Of course, none of this is new - it was obvious when Llama 3 came out (if not far earlier) that LLMs would be commodities sold at marginal cost, and the question would be what product you built on top - hence OpenAI hired Kevin Weil as head of product. But Apple is also arguing that a whole category of LLM product will be built in places that the cloud LLMs can’t go, or in places where they’re just an API call.

This takes me to a broader point. There’s an old line that everyone in tech is trying to commoditise someone else, give their product away for free, or both. Meta is giving Llama away for free (both the model and weights and, for now, even embedding free queries in its apps) where the hyper-scalers want to charge for models, because Meta wants this to be cheap commodity infrastructure, and it will differentiate with services and features on top. Apple is doing something very similar. A lot of the compute to run Apple Intelligence is in end-user devices paid for by the users, not Apple’s capex budget, and Apple Intelligence is free. (We have no indication on how much the Apple Private Cloud will cost, nor the likely mix of local versus cloud queries.) Nvidia sold $25bn of AI chips last quarter, and the hyper-scalers will probably spend $150bn or so on data centres this year, but the global smartphone market is over $400bn, and the PC market over $200bn, and your users pay for that. These numbers are not directly comparable (obviously!), but it’s a relevant comparison. No-one can know for sure what this will look like in a few years - the models will get bigger but also more efficient, and the edge will get faster - but there are some very powerful incentives to get as much as possible onto the device.

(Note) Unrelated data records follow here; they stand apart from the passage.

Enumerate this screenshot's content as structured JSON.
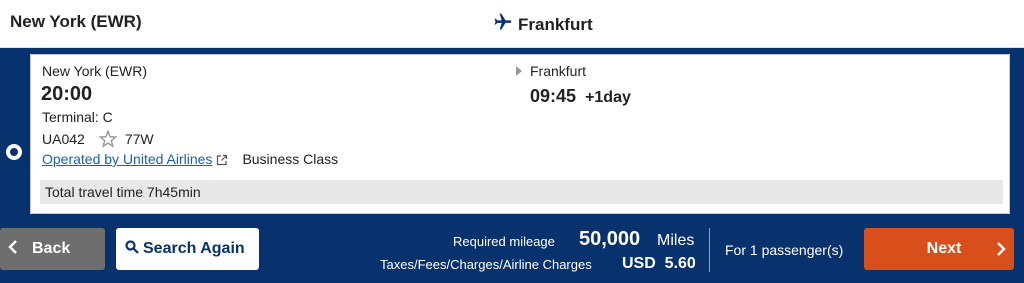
{
  "header": {
    "origin": "New York (EWR)",
    "destination": "Frankfurt"
  },
  "flight": {
    "departure": {
      "city": "New York (EWR)",
      "time": "20:00",
      "terminal": "Terminal: C"
    },
    "arrival": {
      "city": "Frankfurt",
      "time": "09:45",
      "day_offset": "+1day"
    },
    "flight_number": "UA042",
    "aircraft": "77W",
    "operated_by": "Operated by United Airlines",
    "cabin": "Business Class",
    "total_travel_time": "Total travel time 7h45min",
    "selected": true
  },
  "footer": {
    "back_label": "Back",
    "search_again_label": "Search Again",
    "mileage_label": "Required mileage",
    "mileage_value": "50,000",
    "mileage_unit": "Miles",
    "tax_label": "Taxes/Fees/Charges/Airline Charges",
    "tax_value": "USD  5.60",
    "passengers": "For 1 passenger(s)",
    "next_label": "Next"
  },
  "colors": {
    "navy": "#07326e",
    "next_button": "#d94f1b",
    "back_button": "#6e6e6e",
    "link": "#1a5fb4"
  },
  "icons": [
    "plane-icon",
    "star-alliance-icon",
    "external-link-icon",
    "chevron-left-icon",
    "search-icon",
    "chevron-right-icon",
    "arrow-right-icon"
  ]
}
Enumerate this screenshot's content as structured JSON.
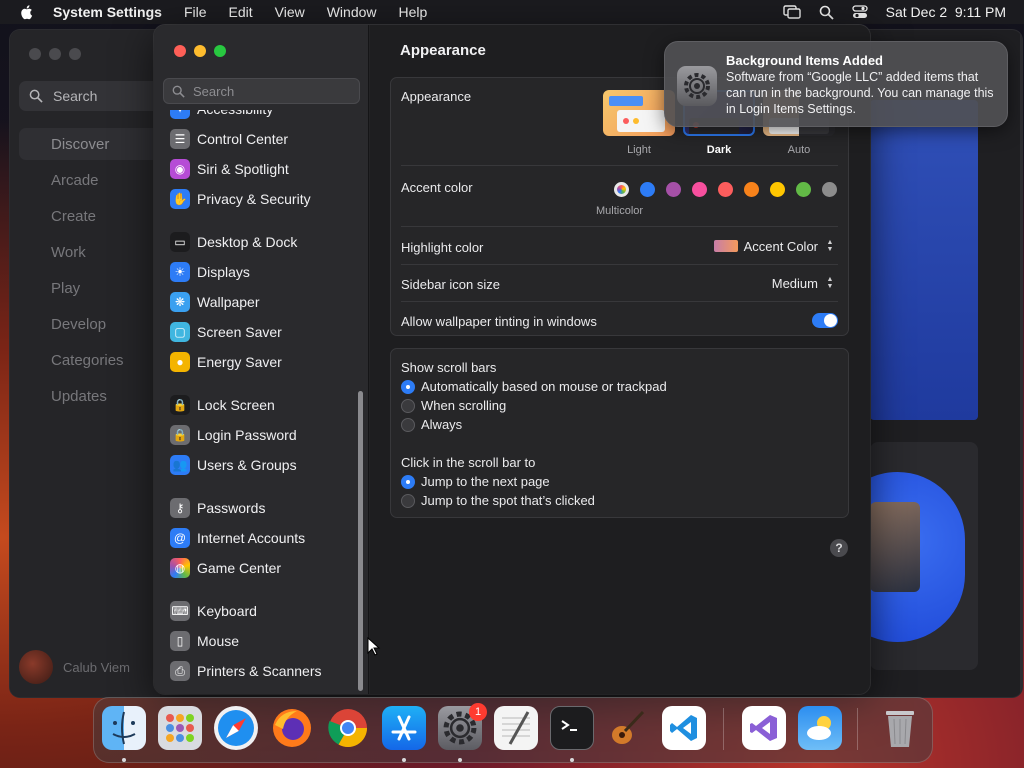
{
  "menubar": {
    "app_name": "System Settings",
    "menus": [
      "File",
      "Edit",
      "View",
      "Window",
      "Help"
    ],
    "clock": "Sat Dec 2  9:11 PM"
  },
  "appstore": {
    "search_placeholder": "Search",
    "nav": [
      "Discover",
      "Arcade",
      "Create",
      "Work",
      "Play",
      "Develop",
      "Categories",
      "Updates"
    ],
    "selected": "Discover",
    "user_name": "Calub Viem"
  },
  "settings": {
    "search_placeholder": "Search",
    "sidebar": [
      {
        "label": "Accessibility",
        "icon": "accessibility-icon",
        "color": "#2d7cf6"
      },
      {
        "label": "Control Center",
        "icon": "control-center-icon",
        "color": "#6c6c70"
      },
      {
        "label": "Siri & Spotlight",
        "icon": "siri-icon",
        "color": "#b64cd6"
      },
      {
        "label": "Privacy & Security",
        "icon": "hand-icon",
        "color": "#2d7cf6"
      },
      {
        "label": "Desktop & Dock",
        "icon": "desktop-dock-icon",
        "color": "#1c1c1e"
      },
      {
        "label": "Displays",
        "icon": "displays-icon",
        "color": "#2d7cf6"
      },
      {
        "label": "Wallpaper",
        "icon": "wallpaper-icon",
        "color": "#3aa0f0"
      },
      {
        "label": "Screen Saver",
        "icon": "screen-saver-icon",
        "color": "#40b6e0"
      },
      {
        "label": "Energy Saver",
        "icon": "energy-icon",
        "color": "#f4b400"
      },
      {
        "label": "Lock Screen",
        "icon": "lock-icon",
        "color": "#1c1c1e"
      },
      {
        "label": "Login Password",
        "icon": "password-lock-icon",
        "color": "#6c6c70"
      },
      {
        "label": "Users & Groups",
        "icon": "users-icon",
        "color": "#2d7cf6"
      },
      {
        "label": "Passwords",
        "icon": "key-icon",
        "color": "#6c6c70"
      },
      {
        "label": "Internet Accounts",
        "icon": "at-icon",
        "color": "#2d7cf6"
      },
      {
        "label": "Game Center",
        "icon": "game-center-icon",
        "color": "#e0e0e0"
      },
      {
        "label": "Keyboard",
        "icon": "keyboard-icon",
        "color": "#6c6c70"
      },
      {
        "label": "Mouse",
        "icon": "mouse-icon",
        "color": "#6c6c70"
      },
      {
        "label": "Printers & Scanners",
        "icon": "printer-icon",
        "color": "#6c6c70"
      }
    ],
    "title": "Appearance",
    "appearance": {
      "label": "Appearance",
      "options": [
        "Light",
        "Dark",
        "Auto"
      ],
      "selected": "Dark"
    },
    "accent": {
      "label": "Accent color",
      "caption": "Multicolor",
      "colors": [
        "multicolor",
        "#2d7cf6",
        "#a550a7",
        "#f74f9e",
        "#fc5d5d",
        "#f7821b",
        "#ffc600",
        "#62ba46",
        "#8c8c8c"
      ]
    },
    "highlight": {
      "label": "Highlight color",
      "value": "Accent Color"
    },
    "sidebar_icon": {
      "label": "Sidebar icon size",
      "value": "Medium"
    },
    "tinting": {
      "label": "Allow wallpaper tinting in windows",
      "enabled": true
    },
    "scroll_bars": {
      "label": "Show scroll bars",
      "options": [
        "Automatically based on mouse or trackpad",
        "When scrolling",
        "Always"
      ],
      "selected": 0
    },
    "click_scroll": {
      "label": "Click in the scroll bar to",
      "options": [
        "Jump to the next page",
        "Jump to the spot that’s clicked"
      ],
      "selected": 0
    },
    "help": "?"
  },
  "notification": {
    "title": "Background Items Added",
    "body": "Software from “Google LLC” added items that can run in the background. You can manage this in Login Items Settings."
  },
  "dock": {
    "apps": [
      "Finder",
      "Launchpad",
      "Safari",
      "Firefox",
      "Chrome",
      "App Store",
      "System Settings",
      "TextEdit",
      "Terminal",
      "GarageBand",
      "Visual Studio Code",
      "Visual Studio",
      "Weather",
      "Trash"
    ],
    "settings_badge": "1"
  }
}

Commoditisation is often also integration. There was a time when ‘spell check’ was a separate product that you had to buy, for hundreds of dollars, and there were dozens of competing products on the market, but over time it was integrated first into the word processor and then the OS. The same thing happened with the last wave of machine learning - style transfer or image recognition were products for five minutes and then became features. Today ‘summarise this document’ is AI, and you need a cloud LLM that costs $20/month, but tomorrow the OS will do that for free. ‘AI is whatever doesn’t work yet.’